In light of these events at the domestic and regional level, one might wonder why the trial against Bai L. was brought before a German court under the principle of universal jurisdiction – as it is apparently not the only option for the prosecution of international crimes committed in The Gambia. However, while this might hold true for the future, at the time of Bai L.’s arrest in Germany in early 2021, this development was not yet foreseeable. Taking into account the situation at that time, it can thus be concluded that the trial is a positive example of complementarity in international criminal justice. Besides, the amnesty process in the context of the TRRC has raised concerns as to possible impunity gaps and the overall role of the current Gambian Government in implementing the TRRC recommendations has equally been criticised. Nevertheless, the sentence of Bai L. could be a tipping point in the Gambia’s transitional justice process, gaining momentum and pushing for the implementation of the TRRC recommendations.
Last but not least, international criminal cooperation remains the corner stone of universal jurisdiction. The trial against Bai L. shows that extradition efforts between The Gambia and Germany merit further critical scrutiny – both regarding fruitless intents to extradite and the fact that The Gambia (despite announcements for its abolishment) retains the death penalty to date.
What Follows after the Trial?
As the court also had to investigate the larger context in The Gambia in order to determine whether the offences meet the contextual element of crimes against humanity, the judgment may also influence future proceedings against higher-ranking perpetrators.
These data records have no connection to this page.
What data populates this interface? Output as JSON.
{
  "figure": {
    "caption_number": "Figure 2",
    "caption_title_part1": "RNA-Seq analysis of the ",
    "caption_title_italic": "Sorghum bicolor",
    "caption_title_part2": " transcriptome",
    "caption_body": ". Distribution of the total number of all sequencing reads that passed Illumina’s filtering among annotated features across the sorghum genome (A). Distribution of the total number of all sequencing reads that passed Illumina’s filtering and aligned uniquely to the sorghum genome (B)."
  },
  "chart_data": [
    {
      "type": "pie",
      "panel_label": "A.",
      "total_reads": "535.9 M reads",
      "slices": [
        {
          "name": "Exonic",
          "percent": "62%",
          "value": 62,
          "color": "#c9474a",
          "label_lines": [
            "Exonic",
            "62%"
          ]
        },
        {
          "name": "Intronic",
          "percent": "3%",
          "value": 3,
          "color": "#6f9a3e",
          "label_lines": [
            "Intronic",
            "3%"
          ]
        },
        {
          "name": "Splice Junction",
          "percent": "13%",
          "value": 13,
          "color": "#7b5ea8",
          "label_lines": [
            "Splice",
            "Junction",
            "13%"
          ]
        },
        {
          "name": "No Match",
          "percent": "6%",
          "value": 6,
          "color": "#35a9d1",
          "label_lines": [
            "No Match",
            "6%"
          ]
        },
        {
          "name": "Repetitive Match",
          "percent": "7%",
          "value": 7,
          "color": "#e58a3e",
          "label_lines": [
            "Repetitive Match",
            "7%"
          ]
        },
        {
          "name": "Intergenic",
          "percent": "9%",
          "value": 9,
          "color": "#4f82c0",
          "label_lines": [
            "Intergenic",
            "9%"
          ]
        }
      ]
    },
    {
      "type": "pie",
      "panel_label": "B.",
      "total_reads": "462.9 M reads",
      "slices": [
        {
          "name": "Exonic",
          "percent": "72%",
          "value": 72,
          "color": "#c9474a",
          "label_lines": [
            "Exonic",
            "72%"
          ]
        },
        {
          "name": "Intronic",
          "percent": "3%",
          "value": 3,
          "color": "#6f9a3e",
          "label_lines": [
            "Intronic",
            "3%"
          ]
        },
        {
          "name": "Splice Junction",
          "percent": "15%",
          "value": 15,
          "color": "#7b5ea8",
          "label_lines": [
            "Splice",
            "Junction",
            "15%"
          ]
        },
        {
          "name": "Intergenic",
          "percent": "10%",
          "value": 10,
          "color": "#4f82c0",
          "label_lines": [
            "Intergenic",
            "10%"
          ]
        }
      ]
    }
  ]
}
This holds particularly true for the criminal trials in Switzerland against Ousman Sonko (the former Gambian Interior Minister) and in the USA against Michael Correa (a former Jungler), but mostly for former president Yahya Jammeh, whom reports and witnesses link to the crimes that took place during his tenure.
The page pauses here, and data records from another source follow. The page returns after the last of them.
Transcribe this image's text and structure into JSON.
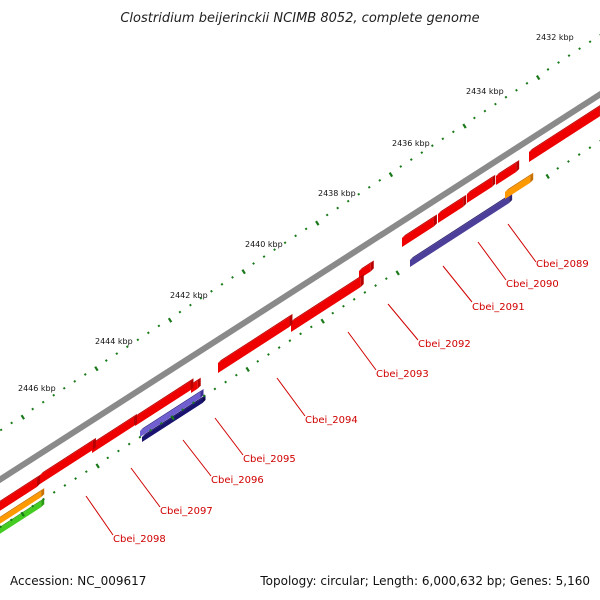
{
  "title": "Clostridium beijerinckii NCIMB 8052, complete genome",
  "footer": {
    "accession": "Accession: NC_009617",
    "summary": "Topology: circular; Length: 6,000,632 bp; Genes: 5,160"
  },
  "colors": {
    "backbone": "#8a8a8a",
    "cds": "#ee0000",
    "rna": "#4b3f9a",
    "orange": "#ff9900",
    "green": "#44cc22",
    "tick": "#1a7a1a",
    "label": "#d00000"
  },
  "ruler": {
    "unit": "kbp",
    "labels": [
      "2432 kbp",
      "2434 kbp",
      "2436 kbp",
      "2438 kbp",
      "2440 kbp",
      "2442 kbp",
      "2444 kbp",
      "2446 kbp"
    ]
  },
  "genes": [
    {
      "label": "Cbei_2089"
    },
    {
      "label": "Cbei_2090"
    },
    {
      "label": "Cbei_2091"
    },
    {
      "label": "Cbei_2092"
    },
    {
      "label": "Cbei_2093"
    },
    {
      "label": "Cbei_2094"
    },
    {
      "label": "Cbei_2095"
    },
    {
      "label": "Cbei_2096"
    },
    {
      "label": "Cbei_2097"
    },
    {
      "label": "Cbei_2098"
    }
  ]
}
A ‘new phase’ of universal jurisdiction trials in Germany is still in the making and certain (systemic) problems reoccur in most if not in all of them. This holds especially true for security concerns, documentation, outreach, and the recurring language hurdles, as outlined above. Importantly, the German legislator has shown willingness for implementing changes to foster the prosecution of international crimes before domestic courts. Despite this promising development, further critical monitoring is needed – not least given the broad discretion granted to the courts in applying the (yet to be adopted) rules. While such legislative initiatives certainly have the potential to mitigate some of the existing problems, universal jurisdiction trials carry an inherent tension between the international macro-criminal dimension of the crimes at stake and the domestic criminal justice context – both of which are not easy to reconcile.